= Jeffrey Storey =

American business executive (born 1960)

Jeffrey K. Storey (born May 12, 1960) is an American business executive whose career has focused on the telecommunications industry. He was the president and chief executive officer of Level 3 Communications between April 11, 2013, and the company's acquisition by CenturyLink in 2017, at which point he became president and COO of the combined company. He became CEO of CenturyLink on June 1, 2018. On September 13, 2022, Lumen announced that Kate Johnson had been appointed CEO and president by the company's board of directors, and that Storey would retire on November 7, 2022.

==Life and career==
Storey, whose parents worked in the construction and airline industries, grew up in Texas and eastern Oklahoma. He was educated at Northeastern State University, where he received a bachelor's degree with a major in engineering, physics and mathematics, and at Southern Methodist University, where he received a master's degree in telecommunications systems.
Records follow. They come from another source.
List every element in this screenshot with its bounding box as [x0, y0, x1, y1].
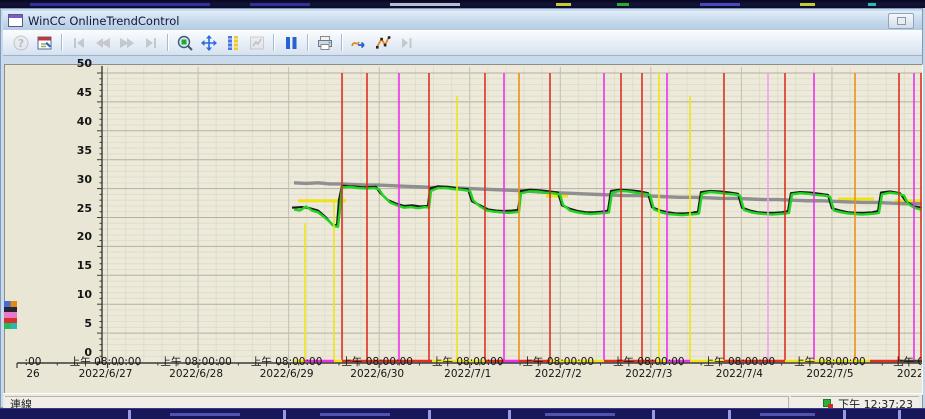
- close-icon: [897, 17, 906, 25]
- connect-dots-icon[interactable]: [372, 32, 394, 53]
- taskbar-divider: [728, 410, 731, 419]
- wincc-trend-window: WinCC OnlineTrendControl ? 連線 下午 12:37:2…: [0, 8, 923, 408]
- window-icon: [8, 14, 23, 27]
- background-text-blur: [868, 3, 876, 6]
- taskbar-divider: [508, 410, 511, 419]
- first-record-icon: [68, 32, 90, 53]
- window-title: WinCC OnlineTrendControl: [28, 14, 179, 28]
- trend-chart-area[interactable]: [4, 64, 923, 395]
- background-text-blur: [617, 3, 629, 6]
- toolbar-separator: [167, 34, 169, 51]
- background-text-blur: [700, 3, 740, 6]
- taskbar-divider: [843, 410, 846, 419]
- toolbar-separator: [273, 34, 275, 51]
- zoom-icon[interactable]: [174, 32, 196, 53]
- trend-legend-icon[interactable]: [4, 301, 17, 329]
- taskbar-divider: [652, 410, 655, 419]
- taskbar-divider: [128, 410, 131, 419]
- background-text-blur: [390, 3, 460, 6]
- screen: WinCC OnlineTrendControl ? 連線 下午 12:37:2…: [0, 0, 925, 419]
- print-icon[interactable]: [314, 32, 336, 53]
- select-trend-icon[interactable]: [348, 32, 370, 53]
- background-text-blur: [250, 3, 310, 6]
- properties-icon[interactable]: [34, 32, 56, 53]
- background-app-strip-top: [0, 0, 925, 8]
- svg-text:?: ?: [18, 37, 24, 50]
- background-text-blur: [556, 3, 571, 6]
- previous-record-icon: [92, 32, 114, 53]
- taskbar-divider: [283, 410, 286, 419]
- background-text-blur: [800, 3, 815, 6]
- statistics-icon: [246, 32, 268, 53]
- taskbar-divider: [898, 410, 901, 419]
- taskbar-text-blur: [760, 413, 815, 416]
- toolbar: ?: [3, 30, 922, 56]
- toolbar-separator: [307, 34, 309, 51]
- taskbar-text-blur: [320, 413, 390, 416]
- toolbar-separator: [341, 34, 343, 51]
- taskbar-text-blur: [545, 413, 615, 416]
- taskbar-divider: [428, 410, 431, 419]
- help-icon: ?: [10, 32, 32, 53]
- taskbar-text-blur: [170, 413, 240, 416]
- close-button[interactable]: [888, 13, 914, 29]
- background-app-strip-bottom: [0, 408, 925, 419]
- move-trend-icon[interactable]: [198, 32, 220, 53]
- last-record-icon: [140, 32, 162, 53]
- title-bar[interactable]: WinCC OnlineTrendControl: [3, 11, 922, 30]
- trend-chart-svg: [4, 64, 923, 395]
- next-record-icon: [116, 32, 138, 53]
- background-text-blur: [30, 3, 210, 6]
- pause-icon[interactable]: [280, 32, 302, 53]
- scale-icon[interactable]: [222, 32, 244, 53]
- export-data-icon: [396, 32, 418, 53]
- toolbar-separator: [61, 34, 63, 51]
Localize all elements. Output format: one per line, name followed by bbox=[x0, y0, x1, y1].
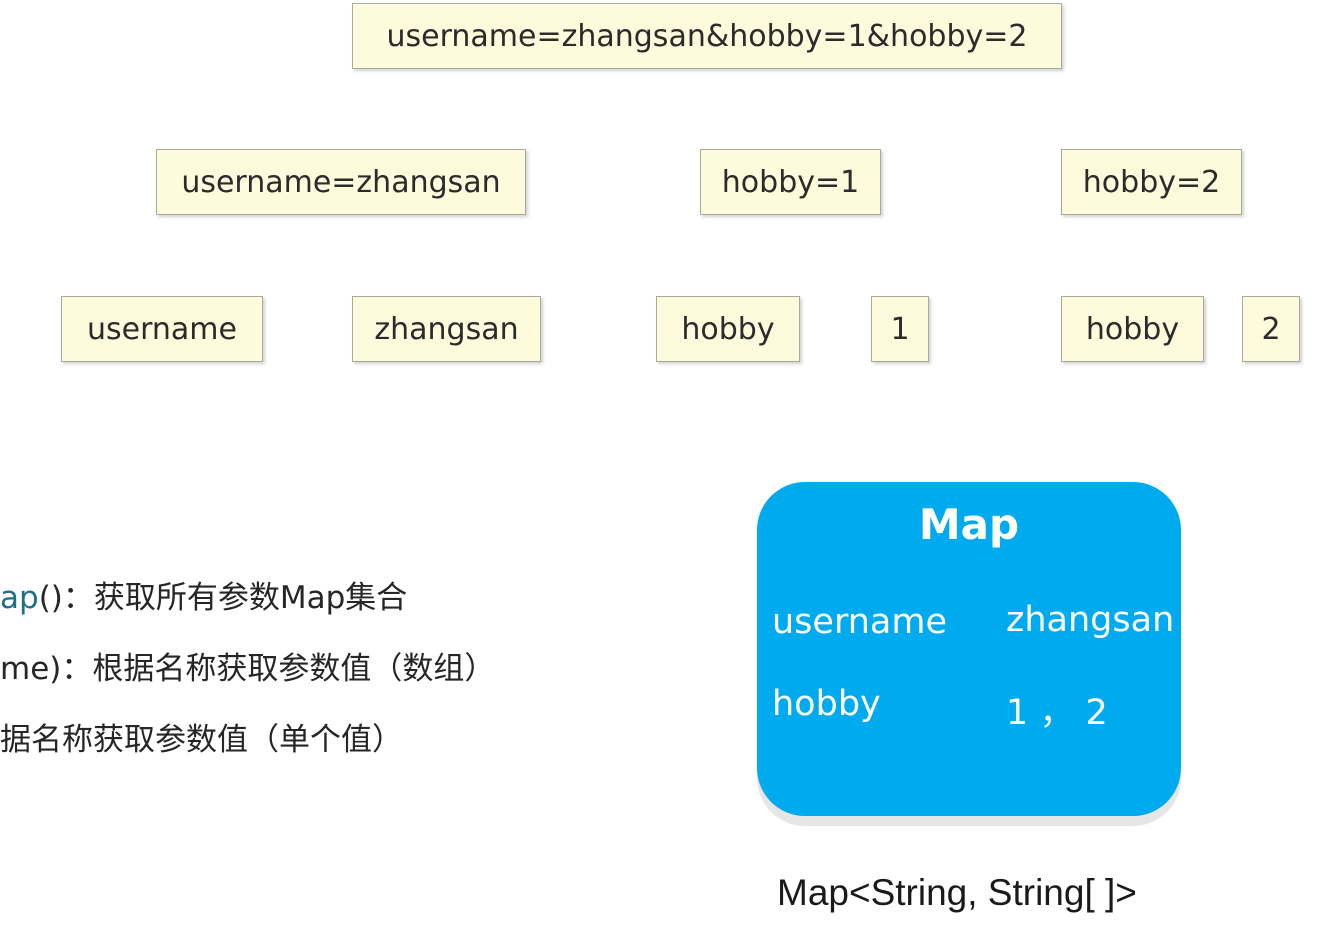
pair-text: username=zhangsan bbox=[181, 164, 501, 200]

He began his career in telecommunications in 1983 at Southwestern Bell Telephone.

During the 1990s, Storey worked for Cox Communications in a variety of positions, including vice president of commercial services, and vice president and general manager of Cox Fibernet. In 1999, he joined WilTel Communications, eventually becoming its president and CEO in 2002. He remained in that position until 2005, when the company was sold to Level 3 Communications. He was brought into Level 3 Communications by its long-time CEO Jim Crowe in 2008 to serve as its president and chief operating officer (COO), and was the architect of the company's 2011 acquisition of Global Crossing. When Crowe stepped down in 2013, Storey succeeded him as CEO.

Storey, who also owns a ranch in Oklahoma, is married with six children.